Annex C: Compatibility Properties - Unicode Standard Technical Report #18 Unicode Regular Expressions
Property Standard Recommendation POSIX Compatible Comments cntrl \p{gc=Control} \p{gc=Control} The characters in \p{gc=Format} share some, but not all aspects of control characters. Many format characters are required in the representation of plain text. \p{graph} \p{blank} -- \p{cntrl} \p{graph} \p{blank} -- \p{cntrl} Includes graph and space-like characters. space / \s \p{Whitespace} \p{Whitespace} See PropList [UCD] for the definition of Whitespace. blank \p{Whitespace} -- [\N{LF} \N{VT} \N{FF} \N{CR} \N{NEL} \p{gc=Line_Separator} \p{gc=Paragraph_Separator}] \p{Whitespace} -- [\N{LF} \N{VT} \N{FF} \N{CR} \N{NEL} \p{gc=Line_Separator} \p{gc=Paragraph_Separator}] "horizontal" whitespace. graph [^\p{space}\p{gc=Control}\p{gc=Surrogate}\p{gc=Unassigned}] [^\p{space}\p{gc=Control}\p{gc=Surrogate}\p{gc=Unassigned}] Warning: the set to the left is defined by excluding space, controls, and so on with ^.
表中に出てくる \p{gc=...} というのは、Unicode文字プロパティGeneral Categoryが...であるものにマッチするという意味です。また、\N{...} は...で示されたキャラクタ名に該当する文字を示します (例: \N{LATIN CAPITAL LETTER A})。

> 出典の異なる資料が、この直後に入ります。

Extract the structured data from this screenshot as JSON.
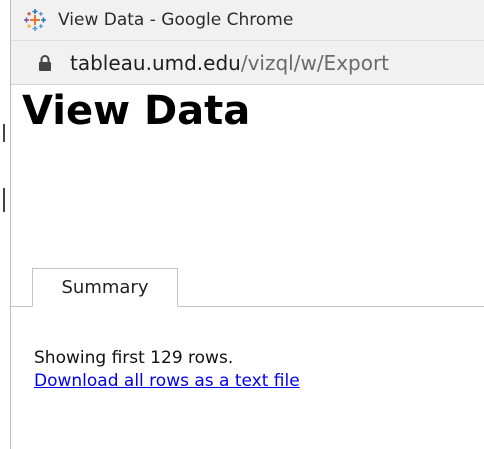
{
  "window": {
    "title": "View Data - Google Chrome",
    "app_icon": "tableau-logo-icon"
  },
  "address_bar": {
    "lock_icon": "lock-icon",
    "host": "tableau.umd.edu",
    "path": "/vizql/w/Export"
  },
  "page": {
    "title": "View Data",
    "tabs": [
      {
        "label": "Summary",
        "selected": true
      }
    ],
    "status_text": "Showing first 129 rows.",
    "download_link_text": "Download all rows as a text file"
  },
  "colors": {
    "link": "#0000ee",
    "chrome_bar": "#f1f1f1",
    "tableau_blue": "#1f77b4",
    "tableau_orange": "#e8762b",
    "tableau_teal": "#5b9bd5",
    "tableau_purple": "#7b4f9e"
  }
}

「--」は、左辺と右辺の差集合です。
UnicodeData.txtを見ると、U+0000からU+001Fまでは Cc (Control Character) というカテゴリに分類されています。
\p{Whitespace}で表される文字はPropList.txtによると以下のようになっているので、
0009..000D ; White_Space # Cc [5] <control-0009>..<control-000D> 0020 ; White_Space # Zs SPACE 0085 ; White_Space # Cc <control-0085> 00A0 ; White_Space # Zs NO-BREAK SPACE 1680 ; White_Space # Zs OGHAM SPACE MARK 180E ; White_Space # Zs MONGOLIAN VOWEL SEPARATOR 2000..200A ; White_Space # Zs [11] EN QUAD..HAIR SPACE 2028 ; White_Space # Zl LINE SEPARATOR 2029 ; White_Space # Zp PARAGRAPH SEPARATOR 202F ; White_Space # Zs NARROW NO-BREAK SPACE 205F ; White_Space # Zs MEDIUM MATHEMATICAL SPACE 3000 ; White_Space # Zs IDEOGRAPHIC SPACE
blankクラスの表す文字は上記から
LF (line feed) | U+000A |
VT (vertical tab) | U+000B |
FF (form feed) | U+000C |
CR (carriage return) | U+000D |
NEL (newline) | U+0085 |
gc=Line_Separator | U+2028 |
gc=Paragraph_Separator | U+2029 |
を差し引いたものということになります。
結果、Unicodeのblankクラスに含まれる文字は
0009 ; White_Space # Cc HORIZONTAL TAB 0020 ; White_Space # Zs SPACE 00A0 ; White_Space # Zs NO-BREAK SPACE 1680 ; White_Space # Zs OGHAM SPACE MARK 180E ; White_Space # Zs MONGOLIAN VOWEL SEPARATOR 2000..200A ; White_Space # Zs [11] EN QUAD..HAIR SPACE 202F ; White_Space # Zs NARROW NO-BREAK SPACE 205F ; White_Space # Zs MEDIUM MATHEMATICAL SPACE 3000 ; White_Space # Zs IDEOGRAPHIC SPACE
となり、printクラスに含まれる文字はblankクラスからcntrlクラスに分類される文字、つまりタブ文字を取り除いたもの、
0020 ; White_Space # Zs SPACE 00A0 ; White_Space # Zs NO-BREAK SPACE 1680 ; White_Space # Zs OGHAM SPACE MARK 180E ; White_Space # Zs MONGOLIAN VOWEL SEPARATOR 2000..200A ; White_Space # Zs [11] EN QUAD..HAIR SPACE 202F ; White_Space # Zs NARROW NO-BREAK SPACE 205F ; White_Space # Zs MEDIUM MATHEMATICAL SPACE 3000 ; White_Space # Zs IDEOGRAPHIC SPACE
に、graphクラスに属する文字を合わせたものとなります。
一方、POSIXでは、U+0000-U+001Fをすべて制御文字とみなすべきかについては明記していません (調べた限りでは)。
それにしても、PHPのバグを調べていたはずなのに、思ったよりずっと深いところにダイブしてしまった…。